The following can be deduced from this Anabaptist sermon.

1. The title tells us the location of the baptism, Bow, or Hackny River.
2. The title point of the sermon ‘Wash and be cleane’ is focussed in on baptism.
3. They practiced full immersion baptism.
4. The believed that sin was washed away at baptism.
5. Candidates for baptism had to be able to show repentance and clear commitment to the cost. They likened this level of maturity to being able to choose a spouse.
6. They taught the multiplication of disciples.
7. Baptism had to be performed and observed for the right reason.
8. Baptism is a salvation issue.
9. The preacher give away the exact location of the baptism being the Old Ford side of Bow River.
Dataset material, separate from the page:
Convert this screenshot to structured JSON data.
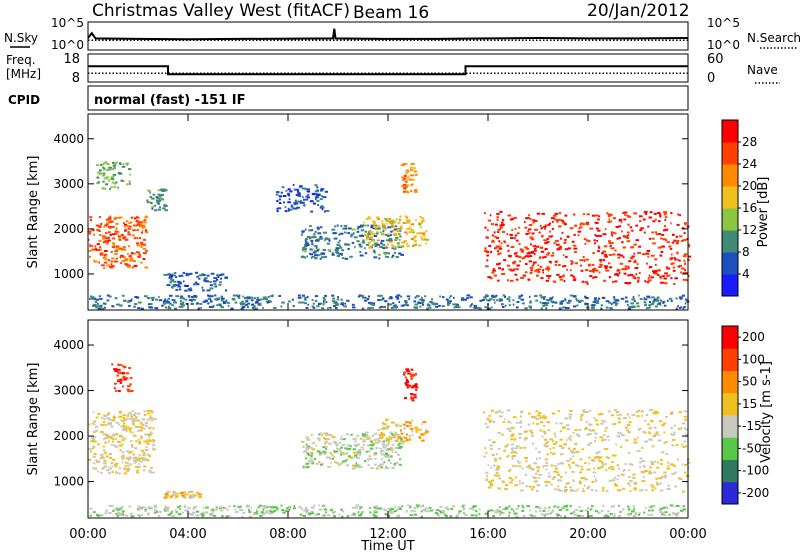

We can thus understand now, that not only did Daniel Featley meet disciples such as us in London in the 1640s. These disciples   has similar practices to us 21st century disciples. They preached at their baptism. They instructed candidates before baptism. Candidates made the highest promise of commitment before baptism. They traced their spiritual heritage to before the English civil war. They preached against their persecutors without fear. They used plenty of humour in their sermons. There was an East London sector in the 17th century congregation. They taught repentance and baptism for the forgiveness of sins.